After she’d nearly keeled over from the heat in Washington, DC, and Starrett had had to come to her rescue, dousing her with bottles of water from a nearby hotdog stand to cool her down. And mere hours later, she’d heated to a near boiling point all over again. In the man’s bed.
Because she’d been drunk, she reminded herself as she found herself inches from his well-muscled, half-naked, sinfully attractive body. Too drunk to know that inside that deliciously wrapped package lived a complete and total jerk.
“If I wanted to piss you off by purposely dressing provocatively,” she told him now, “I’d have to come here, to the swimming pool, and wear this. It’s the closest thing to provocative I have in my wardrobe right now.

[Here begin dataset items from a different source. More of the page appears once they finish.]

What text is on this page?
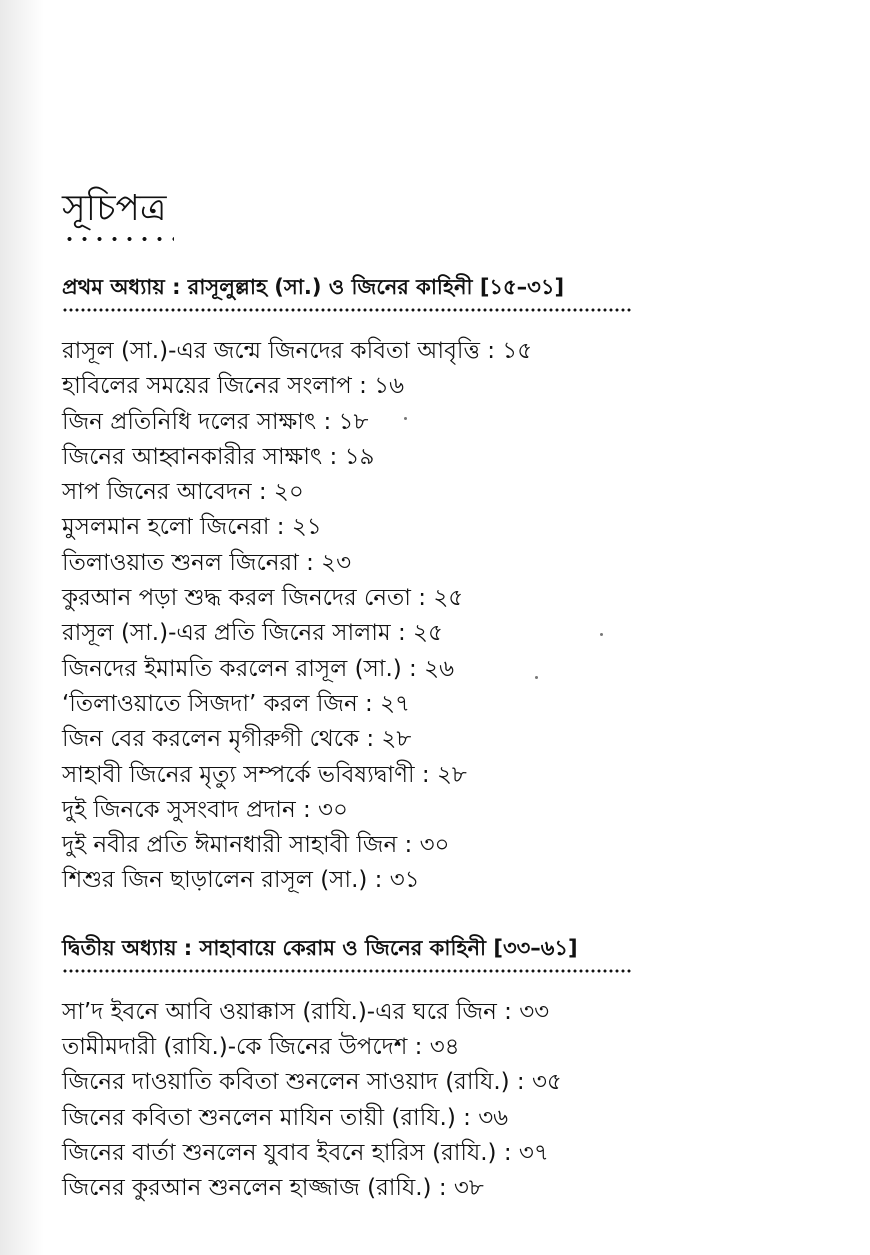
সূচিপত্র
প্রথম অধ্যায় : রাসূলুল্লাহ (সা.) ও জিনের কাহিনী [১৫–৩১]
রাসূল (সা.)-এর জন্মে জিনদের কবিতা আবৃত্তি : ১৫
হাবিলের সময়ের জিনের সংলাপ : ১৬
জিন প্রতিনিধি দলের সাক্ষাৎ : ১৮
জিনের আহ্বানকারীর সাক্ষাৎ : ১৯
সাপ জিনের আবেদন : ২০
মুসলমান হলো জিনেরা : ২১
তিলাওয়াত শুনল জিনেরা : ২৩
কুরআন পড়া শুদ্ধ করল জিনদের নেতা : ২৫
রাসূল (সা.)-এর প্রতি জিনের সালাম : ২৫
জিনদের ইমামতি করলেন রাসূল (সা.) : ২৬
‘তিলাওয়াতে সিজদা’ করল জিন : ২৭
জিন বের করলেন মৃগীরুগী থেকে : ২৮
সাহাবী জিনের মৃত্যু সম্পর্কে ভবিষ্যদ্বাণী : ২৮
দুই জিনকে সুসংবাদ প্রদান : ৩০
দুই নবীর প্রতি ঈমানধারী সাহাবী জিন : ৩০
শিশুর জিন ছাড়ালেন রাসূল (সা.) : ৩১
দ্বিতীয় অধ্যায় : সাহাবায়ে কেরাম ও জিনের কাহিনী [৩৩–৬১]
সা’দ ইবনে আবি ওয়াক্কাস (রাযি.)-এর ঘরে জিন : ৩৩
তামীমদারী (রাযি.)-কে জিনের উপদেশ : ৩৪
জিনের দাওয়াতি কবিতা শুনলেন সাওয়াদ (রাযি.) : ৩৫
জিনের কবিতা শুনলেন মাযিন তায়ী (রাযি.) : ৩৬
জিনের বার্তা শুনলেন যুবাব ইবনে হারিস (রাযি.) : ৩৭
জিনের কুরআন শুনলেন হাজ্জাজ (রাযি.) : ৩৮
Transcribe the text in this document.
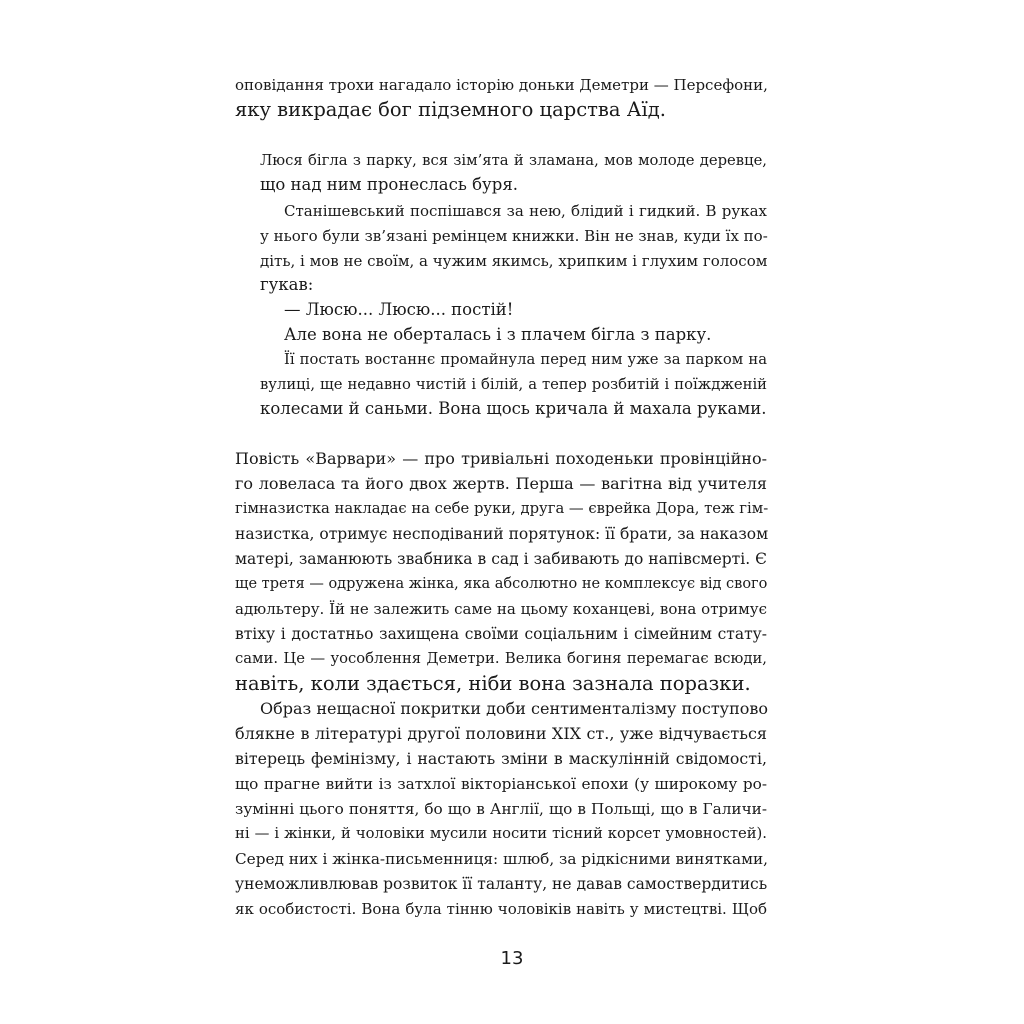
оповідання трохи нагадало історію доньки Деметри — Персефони,

яку викрадає бог підземного царства Аїд.

Люся бігла з парку, вся зім’ята й зламана, мов молоде деревце,

що над ним пронеслась буря.

Станішевський поспішався за нею, блідий і гидкий. В руках

у нього були зв’язані ремінцем книжки. Він не знав, куди їх по-

діть, і мов не своїм, а чужим якимсь, хрипким і глухим голосом

гукав:

— Люсю... Люсю... постій!

Але вона не оберталась і з плачем бігла з парку.

Її постать востаннє промайнула перед ним уже за парком на

вулиці, ще недавно чистій і білій, а тепер розбитій і поїждженій

колесами й саньми. Вона щось кричала й махала руками.

Повість «Варвари» — про тривіальні походеньки провінційно-

го ловеласа та його двох жертв. Перша — вагітна від учителя

гімназистка накладає на себе руки, друга — єврейка Дора, теж гім-

назистка, отримує несподіваний порятунок: її брати, за наказом

матері, заманюють звабника в сад і забивають до напівсмерті. Є

ще третя — одружена жінка, яка абсолютно не комплексує від свого

адюльтеру. Їй не залежить саме на цьому коханцеві, вона отримує

втіху і достатньо захищена своїми соціальним і сімейним стату-

сами. Це — уособлення Деметри. Велика богиня перемагає всюди,

навіть, коли здається, ніби вона зазнала поразки.

Образ нещасної покритки доби сентименталізму поступово

блякне в літературі другої половини XIX ст., уже відчувається

вітерець фемінізму, і настають зміни в маскулінній свідомості,

що прагне вийти із затхлої вікторіанської епохи (у широкому ро-

зумінні цього поняття, бо що в Англії, що в Польщі, що в Галичи-

ні — і жінки, й чоловіки мусили носити тісний корсет умовностей).

Серед них і жінка-письменниця: шлюб, за рідкісними винятками,

унеможливлював розвиток її таланту, не давав самоствердитись

як особистості. Вона була тінню чоловіків навіть у мистецтві. Щоб

13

And this is the only place I could wear it without getting arrested.”
And it’s a Speedo, you fool. It was the kind of suit Olympic swimmers wore. As far as swimwear went, it couldn’t be more utilitarian.
But Starrett was looking at her as if she were wearing tassles and a G-string. As if, if they were alone, he’d peel both of their suits off so fast, she wouldn’t have time to kiss him more than once before he’d be inside of her.
Oh, God. She actually wanted him inside of her. But she wanted him the way he came to her in her dreams. Funny and sweet and gentle, with a softness in his eyes and a smile warming his face.
“And here you are, right on schedule. Pissing me off,” he drawled. “What do you know?”
She scoffed. “That’s assuming I care enough to want to piss you off. You know, it’s entirely possible, Roger, that I simply wanted to go for a swim, that the world doesn’t revolve around you.”
“Okay,” he said. “Great. You win this round, babycakes. You’ve managed to annoy the shit out of me. Now do me a favor. Be a good girl and come back later, so I can finish my swim.”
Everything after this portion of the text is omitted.